CC: O termo democracia “é uma expressão de ódio” desde os tempos da Grécia, quando alguns achavam mais crível o governo da multidão. O ódio continua. A violência ligada ao ódio é novidade. O senhor escreve: a democracia pode criar a “coragem, por isso a alegria”. De que forma?

JR: Tentei dizer que a democracia não é mera forma de governo, ou um sistema igualitário. Ao contrário, a democracia é uma ideia extravagante. Expus a tese de um poder para aqueles isentos e sem títulos ao poder. Escrevi que, paradoxalmente, por causa da falta de poder há política porque há democracia. Há política devido ao poder de pessoas que não são nada, não têm qualidades especiais e não possuem títulos (ao poder). Há democracia nos recentes movimentos: “Primavera Árabe”, “Occupy” etc. Nestes casos se solidifica um poder das pessoas em estado de excesso, que é independente em relação ao poder inteiramente incorporado no Estado. Sublinhei que a democracia não é uma forma de governo, é sempre um poder em estado de excesso em relação à democracia formal, sem a necessidade de ser transformado em um futuro remoto a ser obtido após uma revolução a se distanciar.

CC: O senhor faz um esboço do homem em busca da justiça global: são jovens consumidores com ilusões anticapitalistas.

JR: Esse é o esboço traçado pelos antidemocratas, como o filósofo Alain Finkielkraut na França. O objetivo é reduzir novos movimentos sociais a jovens exaltados que sabem ler, mas são incapazes de julgar os fatos políticos. Isso não significa que eu ache todos esses movimentos positivos. Por exemplo, no movimento ecológico há uma mistura de poder a todos e, ao mesmo tempo, o poder da ciência. Vimos novas formas de afirmação igualitárias, mas ao mesmo tempo certas perguntas não encontram respostas. “O que vamos fazer depois de suas ocupações?”

CC: A associação que fazemos entre democracia e capitalismo remonta aos Pais Fundadores dos Estados Unidos?

JR: A tradição liberal é antidemocrática. Os Pais Fundadores não fundaram a democracia porque redigiram uma Constituição para limitar o poder do povo. Mas o poder iria para os esclarecidos, educados. E em suas mentes, iluminados e educados eram proprietários capazes de administrar suas propriedades. O projeto era precisamente submeter a democracia, isto é, o poder de todos, e assim criar um governo da elite. E chamamos esse tipo de governo de democracia, eis o problema.

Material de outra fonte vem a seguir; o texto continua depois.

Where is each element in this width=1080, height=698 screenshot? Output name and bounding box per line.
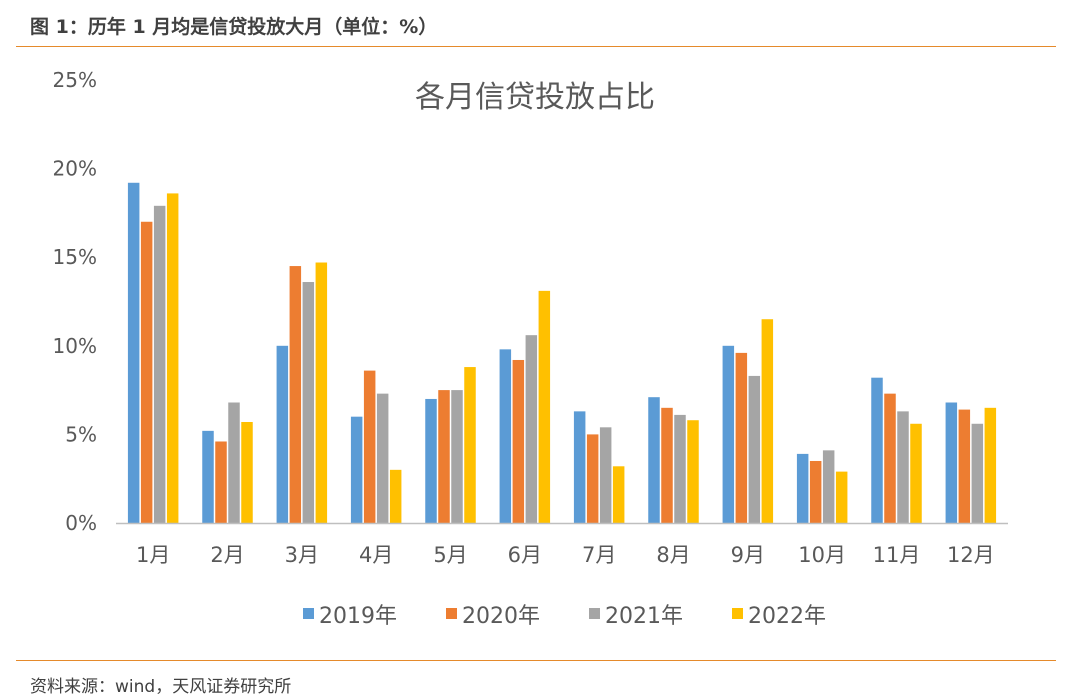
bar bbox=[871, 377, 883, 523]
y-tick-label: 5% bbox=[65, 422, 97, 446]
bar bbox=[573, 411, 586, 523]
footer-rule bbox=[16, 660, 1056, 661]
bar bbox=[971, 423, 984, 523]
bar bbox=[796, 453, 809, 523]
legend-label: 2020年 bbox=[462, 604, 540, 629]
x-tick-label: 12月 bbox=[947, 543, 995, 567]
x-tick-label: 10月 bbox=[798, 543, 846, 567]
bar bbox=[241, 421, 253, 523]
legend-label: 2022年 bbox=[748, 604, 826, 629]
bar bbox=[228, 402, 240, 523]
x-tick-label: 7月 bbox=[582, 543, 616, 567]
chart-title: 各月信贷投放占比 bbox=[415, 80, 655, 115]
bar bbox=[910, 423, 922, 523]
bar bbox=[215, 441, 227, 523]
bar bbox=[438, 390, 450, 523]
bar bbox=[945, 402, 958, 523]
legend-swatch bbox=[303, 608, 314, 619]
bar bbox=[202, 430, 214, 523]
y-tick-label: 0% bbox=[65, 511, 97, 535]
bar bbox=[897, 411, 909, 523]
y-tick-label: 10% bbox=[53, 334, 97, 358]
bar bbox=[884, 393, 896, 523]
x-tick-label: 1月 bbox=[136, 543, 170, 567]
bar bbox=[140, 221, 153, 523]
bar bbox=[512, 359, 525, 523]
y-tick-label: 15% bbox=[53, 245, 97, 269]
x-tick-label: 3月 bbox=[285, 543, 319, 567]
y-tick-label: 20% bbox=[53, 157, 97, 181]
legend-swatch bbox=[446, 608, 457, 619]
bar bbox=[599, 427, 612, 523]
x-tick-label: 9月 bbox=[731, 543, 765, 567]
x-tick-label: 4月 bbox=[359, 543, 393, 567]
x-tick-label: 5月 bbox=[433, 543, 467, 567]
bar bbox=[425, 398, 437, 523]
bar bbox=[612, 466, 625, 523]
bar bbox=[661, 407, 673, 523]
bar bbox=[464, 367, 476, 523]
bar-series bbox=[127, 182, 997, 523]
figure-caption: 图 1：历年 1 月均是信贷投放大月（单位：%） bbox=[30, 16, 438, 38]
x-tick-label: 8月 bbox=[656, 543, 690, 567]
bar bbox=[376, 393, 389, 523]
legend-swatch bbox=[589, 608, 600, 619]
bar bbox=[687, 420, 699, 523]
y-axis-ticks: 0% 5% 10% 15% 20% 25% bbox=[53, 68, 97, 535]
bar bbox=[538, 290, 551, 523]
bar bbox=[722, 345, 735, 523]
bar bbox=[648, 397, 660, 523]
bar bbox=[289, 266, 302, 523]
bar bbox=[525, 335, 538, 523]
y-tick-label: 25% bbox=[53, 68, 97, 92]
bar bbox=[748, 375, 761, 523]
bar bbox=[735, 352, 748, 523]
bar bbox=[822, 450, 835, 523]
bar bbox=[984, 407, 997, 523]
bar bbox=[127, 182, 140, 523]
bar bbox=[499, 349, 512, 523]
legend-swatch bbox=[732, 608, 743, 619]
caption-bar: 图 1：历年 1 月均是信贷投放大月（单位：%） bbox=[16, 10, 1056, 47]
legend-label: 2019年 bbox=[319, 604, 397, 629]
bar bbox=[586, 434, 599, 523]
bar bbox=[350, 416, 363, 523]
bar bbox=[302, 282, 315, 523]
bar bbox=[315, 262, 328, 523]
bar bbox=[166, 193, 179, 523]
source-note: 资料来源：wind，天风证券研究所 bbox=[30, 677, 292, 697]
x-tick-label: 6月 bbox=[508, 543, 542, 567]
bar bbox=[389, 469, 402, 523]
bar bbox=[761, 319, 774, 523]
bar bbox=[809, 460, 822, 523]
bar bbox=[451, 390, 463, 523]
bar bbox=[958, 409, 971, 523]
bar bbox=[835, 471, 848, 523]
x-tick-label: 11月 bbox=[873, 543, 921, 567]
bar bbox=[674, 414, 686, 523]
bar bbox=[153, 205, 166, 523]
legend: 2019年 2020年 2021年 2022年 bbox=[303, 604, 826, 629]
x-axis-ticks: 1月 2月 3月 4月 5月 6月 7月 8月 9月 10月 11月 12月 bbox=[136, 543, 995, 567]
legend-label: 2021年 bbox=[605, 604, 683, 629]
bar bbox=[363, 370, 376, 523]
bar bbox=[276, 345, 289, 523]
x-tick-label: 2月 bbox=[210, 543, 244, 567]
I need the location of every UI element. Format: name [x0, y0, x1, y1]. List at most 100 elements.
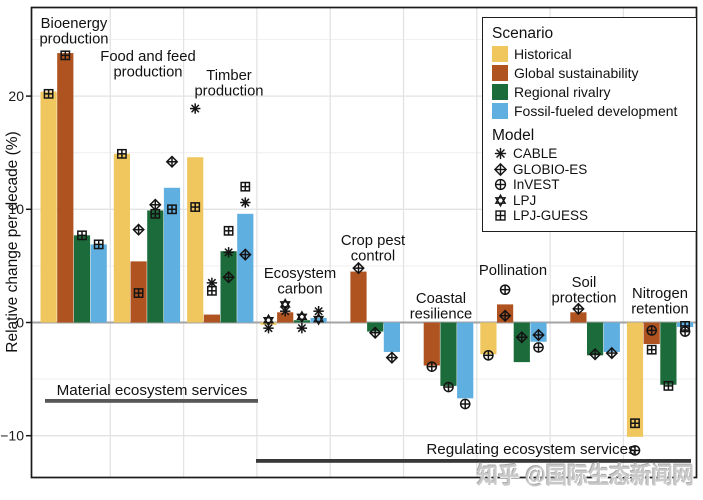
- square-plus-marker-icon: [206, 285, 217, 296]
- legend-item-lpj: LPJ: [492, 193, 688, 209]
- asterisk-marker-icon: [280, 305, 291, 317]
- regional-rivalry-color-swatch: [492, 83, 508, 100]
- bar: [187, 157, 204, 323]
- bar: [440, 322, 457, 386]
- legend-label: Regional rivalry: [514, 83, 611, 100]
- bar: [40, 91, 57, 323]
- y-axis-title: Relative change per decade (%): [4, 131, 21, 353]
- diamond-plus-marker-icon: [132, 223, 145, 236]
- bar: [660, 322, 677, 385]
- plot-frame: [30, 6, 698, 479]
- bar: [73, 235, 91, 323]
- historical-color-swatch: [492, 45, 508, 62]
- star-of-david-marker-icon: [313, 312, 325, 326]
- star-of-david-marker-icon: [296, 310, 308, 324]
- bar: [626, 322, 644, 437]
- square-plus-marker-icon: [133, 288, 144, 298]
- legend-item-globio-es: GLOBIO-ES: [492, 162, 688, 178]
- circle-plus-marker-icon: [443, 381, 454, 393]
- square-plus-marker-icon: [150, 208, 161, 219]
- square-plus-marker-icon: [663, 380, 674, 391]
- legend-label: Fossil-fueled development: [514, 102, 678, 119]
- asterisk-marker-icon: [492, 146, 509, 161]
- legend-label: CABLE: [513, 146, 558, 162]
- square-plus-marker-icon: [630, 418, 640, 429]
- y-tick-label: 10: [8, 201, 24, 217]
- asterisk-marker-icon: [240, 197, 251, 208]
- asterisk-marker-icon: [223, 247, 234, 258]
- star-of-david-marker-icon: [262, 313, 275, 327]
- group-label: Crop pest: [341, 233, 405, 249]
- square-plus-marker-icon: [646, 344, 657, 355]
- group-label: resilience: [410, 307, 473, 323]
- star-of-david-marker-icon: [494, 193, 507, 207]
- bar: [457, 322, 474, 399]
- asterisk-marker-icon: [263, 322, 274, 334]
- legend-item-historical: Historical: [492, 44, 688, 63]
- group-label: Ecosystem: [264, 266, 336, 282]
- diamond-plus-marker-icon: [532, 328, 545, 342]
- square-plus-marker-icon: [93, 239, 104, 250]
- bar: [603, 322, 620, 352]
- bar: [423, 322, 440, 366]
- bar: [480, 322, 497, 355]
- circle-plus-marker-icon: [629, 445, 641, 456]
- diamond-plus-marker-icon: [588, 347, 602, 361]
- diamond-plus-marker-icon: [239, 248, 252, 261]
- group-label: Pollination: [479, 263, 547, 279]
- circle-plus-marker-icon: [679, 326, 691, 337]
- circle-plus-marker-icon: [646, 325, 658, 336]
- asterisk-marker-icon: [190, 103, 201, 114]
- bar: [383, 322, 400, 352]
- group-label: production: [113, 65, 182, 81]
- section-label: Regulating ecosystem services: [426, 441, 636, 458]
- bar: [570, 312, 587, 323]
- legend-label: LPJ-GUESS: [513, 208, 589, 224]
- legend-label: Global sustainability: [514, 64, 639, 81]
- diamond-plus-marker-icon: [572, 302, 585, 316]
- diamond-plus-marker-icon: [498, 309, 512, 322]
- square-plus-marker-icon: [60, 50, 71, 61]
- legend-label: LPJ: [513, 192, 537, 208]
- legend-item-fossil-fueled-development: Fossil-fueled development: [492, 101, 688, 120]
- legend-label: InVEST: [513, 177, 560, 193]
- diamond-plus-marker-icon: [368, 326, 382, 339]
- bar: [350, 271, 367, 323]
- group-label: carbon: [277, 282, 322, 298]
- diamond-plus-marker-icon: [385, 351, 399, 364]
- circle-plus-marker-icon: [494, 179, 507, 191]
- diamond-plus-marker-icon: [605, 346, 619, 360]
- group-label: control: [351, 249, 395, 265]
- bar: [237, 213, 254, 323]
- asterisk-marker-icon: [313, 305, 324, 317]
- asterisk-marker-icon: [296, 322, 308, 334]
- star-of-david-marker-icon: [492, 193, 509, 208]
- square-plus-marker-icon: [116, 148, 127, 159]
- bar: [310, 317, 327, 323]
- bar: [220, 251, 237, 323]
- bar: [113, 153, 130, 323]
- diamond-plus-marker-icon: [149, 198, 162, 212]
- group-label: Timber: [206, 68, 252, 84]
- square-plus-marker-icon: [495, 210, 506, 221]
- diamond-plus-marker-icon: [492, 162, 509, 177]
- bar: [587, 322, 604, 356]
- legend-item-global-sustainability: Global sustainability: [492, 63, 688, 82]
- diamond-plus-marker-icon: [222, 270, 235, 284]
- group-label: protection: [552, 291, 617, 307]
- fossil-fueled-development-color-swatch: [492, 102, 508, 119]
- legend-scenario-title: Scenario: [492, 25, 554, 42]
- group-label: production: [194, 84, 263, 100]
- group-label: Food and feed: [100, 49, 195, 65]
- legend-item-cable: CABLE: [492, 146, 688, 162]
- diamond-plus-marker-icon: [165, 155, 179, 169]
- square-plus-marker-icon: [223, 225, 234, 236]
- y-tick-label: −10: [0, 428, 24, 444]
- diamond-plus-marker-icon: [352, 261, 365, 275]
- group-label: Bioenergy: [41, 16, 108, 32]
- watermark-zhihu: 知乎 @国际生态新闻网: [477, 462, 694, 488]
- group-label: retention: [631, 302, 689, 318]
- square-plus-marker-icon: [492, 208, 509, 223]
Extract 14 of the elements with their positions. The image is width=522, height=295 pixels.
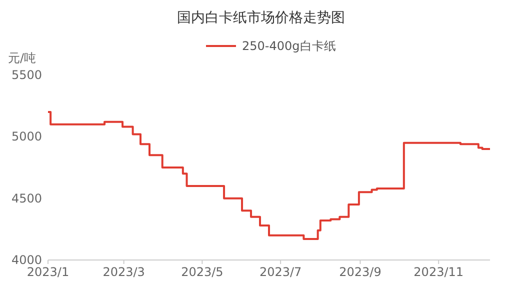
y-tick-label: 5000	[11, 130, 42, 144]
legend-label: 250-400g白卡纸	[242, 39, 336, 53]
y-tick-label: 5500	[11, 68, 42, 82]
x-tick-label: 2023/9	[339, 265, 382, 279]
x-tick-label: 2023/1	[26, 265, 70, 279]
x-tick-label: 2023/3	[102, 265, 145, 279]
legend: 250-400g白卡纸	[206, 39, 336, 53]
y-axis-title: 元/吨	[8, 51, 36, 65]
x-tick-label: 2023/7	[259, 265, 302, 279]
x-tick-label: 2023/5	[181, 265, 224, 279]
chart-title: 国内白卡纸市场价格走势图	[177, 10, 345, 26]
x-tick-label: 2023/11	[414, 265, 464, 279]
y-tick-label: 4000	[11, 253, 42, 267]
y-tick-label: 4500	[11, 191, 42, 206]
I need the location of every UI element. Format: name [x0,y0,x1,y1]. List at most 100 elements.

CC: O senhor pleiteia que “não vivemos em democracias”, mas em Estados de Direito oligárquico. Eleições e representação são mitos. E se a esquerda da esquerda ganha aqui na França ou em outro lugar?

JR: A esquerda da esquerda é um conceito um tanto ambíguo. Existe uma classe de políticos que tomou o poder. De direita ou esquerda, eles têm programas que não são feitos por eles. São impostos pelas instituições financeiras supranacionais e/ou internacionais. Há grupos marginais, mas geralmente não consideram a questão do que é uma verdadeira democracia para o povo.

CC: Muitos dos críticos da democracia nos EUA eram a favor da invasão do Iraque em 2003. É um paradoxo, não?

JR: Essa confusão é resultado do fato de a democracia poder significar coisas diferentes e contraditórias. A direita americana pensou que a democracia era boa para os iraquianos: seria como aquela no Ocidente. Mas como a antidemocrática direita americana pode exportar democracia? Obviamente, eles estavam completamente errados. Não há paradoxo porque a própria concepção que os americanos tinham de democracia foi instrutiva. Eis o que emerge da famosa declaração de Donald Rumsfeld diante dos saques após a queda de Saddam: a liberdade é uma bagunça, é anarquia.